Some of the errors, "annoying" errors, can be fixed automatically
when detected, and the routine can have another go at validating
the data before processing. Other errors, "serious" errors, have
to be piped on to the user to resolve.

The naive idea is easily expressed as:

try {
   x->validate();
} catch (annoying) {
   // repair whatever condition
   try{ //<----- Recursive try-catch loop
      x->validate(); //<-----
   } //<-----
   catch() {...} //<-----
}
catch(serious)
{
   throw;
}


Since repairing a minor problem causes the program to return to the exact
same state as it had before the repair (that is, ready to validate the
input), it should also be the case that the program would be at the same
point in its execution sequence both before and after performing the repair.
In other words, the cycle of: validate-repair-validate is iterative - not
recursive - so its implementation in code should be as well:

     struct MinorIssue {};
     struct MajorProblem {};

     void run( X* x)
     {
         assert( x != NULL);

         while (true)
         {
             try
             {
                 x->validate();
                 x->process();
                 break;
             }

             catch ( MinorIssue& annoyMe)
             {
                 x->repair();
             }
         }
     }

Even though x->process() does not throw MinorIssues itself, there is no harm
in including the call to process() within the same try clause as the call to
validate().
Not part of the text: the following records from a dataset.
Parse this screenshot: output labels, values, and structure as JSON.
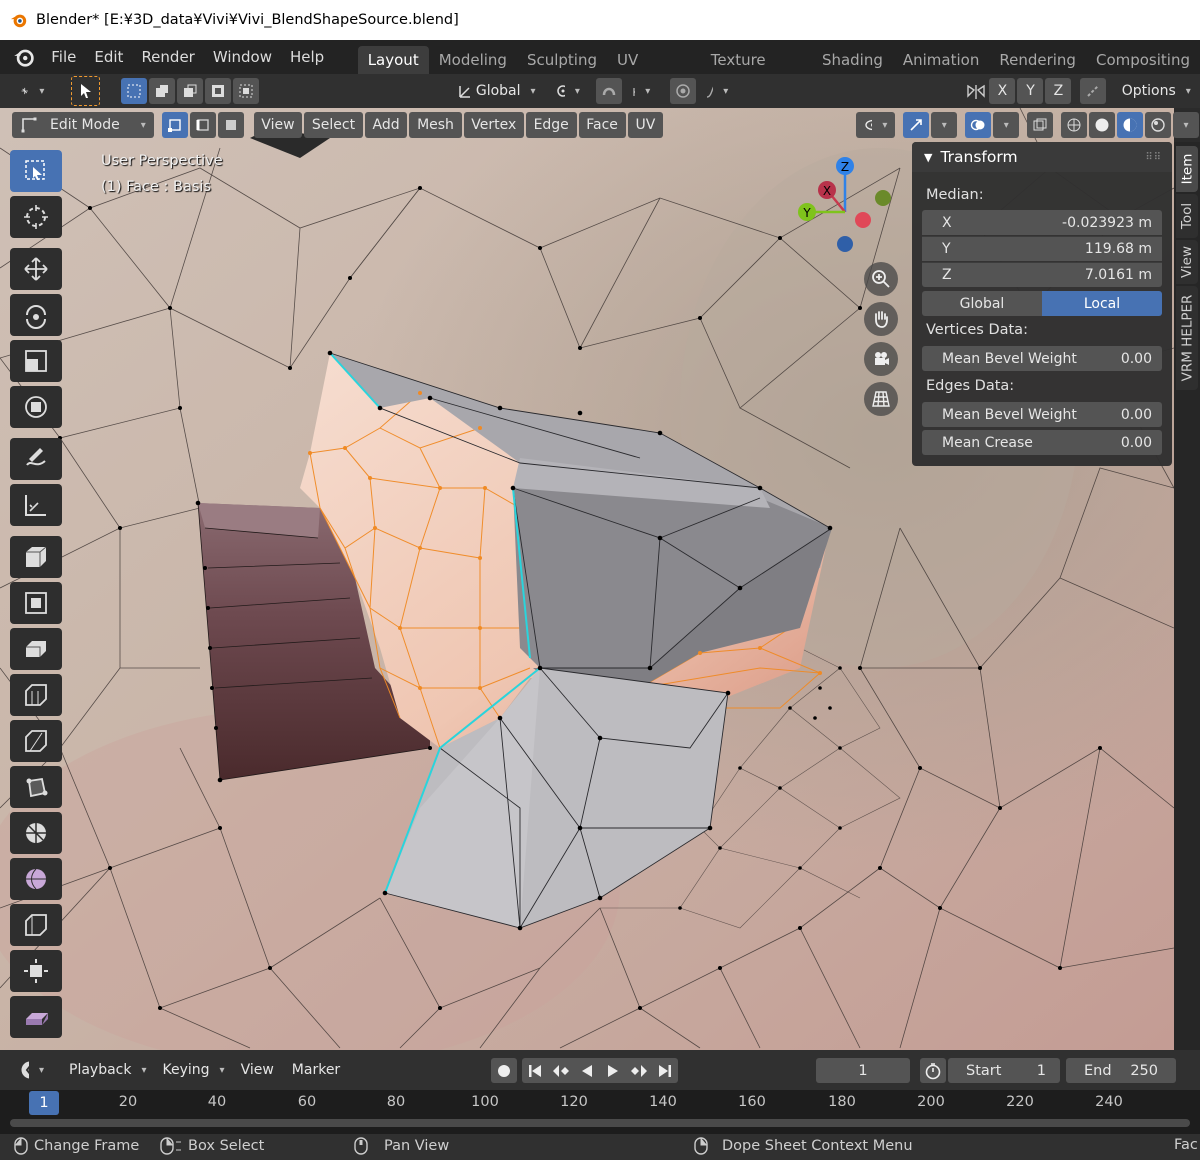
{
  "window": {
    "title": "Blender* [E:¥3D_data¥Vivi¥Vivi_BlendShapeSource.blend]"
  },
  "menu": {
    "items": [
      "File",
      "Edit",
      "Render",
      "Window",
      "Help"
    ],
    "workspaces": [
      "Layout",
      "Modeling",
      "Sculpting",
      "UV Editing",
      "Texture Paint",
      "Shading",
      "Animation",
      "Rendering",
      "Compositing"
    ],
    "active_workspace": "Layout"
  },
  "tool_header": {
    "orientation": "Global",
    "axes": [
      "X",
      "Y",
      "Z"
    ],
    "options_label": "Options"
  },
  "viewport_header": {
    "mode": "Edit Mode",
    "menus": [
      "View",
      "Select",
      "Add",
      "Mesh",
      "Vertex",
      "Edge",
      "Face",
      "UV"
    ]
  },
  "viewport": {
    "perspective_label": "User Perspective",
    "object_label": "(1) Face : Basis",
    "gizmo_axes": {
      "z": "Z",
      "x": "X",
      "y": "Y"
    }
  },
  "sidebar_tabs": [
    "Item",
    "Tool",
    "View",
    "VRM HELPER"
  ],
  "transform_panel": {
    "title": "Transform",
    "median_label": "Median:",
    "x_label": "X",
    "x_value": "-0.023923 m",
    "y_label": "Y",
    "y_value": "119.68 m",
    "z_label": "Z",
    "z_value": "7.0161 m",
    "global_label": "Global",
    "local_label": "Local",
    "active_space": "Local",
    "vertices_data_label": "Vertices Data:",
    "vertex_bevel_label": "Mean Bevel Weight",
    "vertex_bevel_value": "0.00",
    "edges_data_label": "Edges Data:",
    "edge_bevel_label": "Mean Bevel Weight",
    "edge_bevel_value": "0.00",
    "crease_label": "Mean Crease",
    "crease_value": "0.00"
  },
  "timeline": {
    "menus": [
      "Playback",
      "Keying",
      "View",
      "Marker"
    ],
    "current_frame": "1",
    "start_label": "Start",
    "start_value": "1",
    "end_label": "End",
    "end_value": "250",
    "ruler_current": "1",
    "ruler_ticks": [
      "20",
      "40",
      "60",
      "80",
      "100",
      "120",
      "140",
      "160",
      "180",
      "200",
      "220",
      "240"
    ]
  },
  "status_bar": {
    "change_frame": "Change Frame",
    "box_select": "Box Select",
    "pan_view": "Pan View",
    "context_menu": "Dope Sheet Context Menu",
    "truncated": "Fac"
  },
  "colors": {
    "accent": "#4772b3",
    "select_orange": "#f08a24",
    "edge_cyan": "#2ad4dc",
    "gizmo_x": "#c83a4e",
    "gizmo_y": "#7fc31c",
    "gizmo_z": "#2f82e8"
  }
}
Note also that any MajorProblems thrown while validating the
input are not caught at this level - but are destined for a catch clause in
some, enclosing scope.

Now, the correctness of this code naturally depends on x->repair() actually
making the input acceptable to x->validate() after some reasonable number of
attempts. If no such certainty exists, then the loop should increment a
counter upon each iteration of the while loop. If the program iterates
through the loop a predetermined number of times without exiting, then this
routine would give up and throw a MajorProblem exception on its own that
some higher-up routine would know how to handle.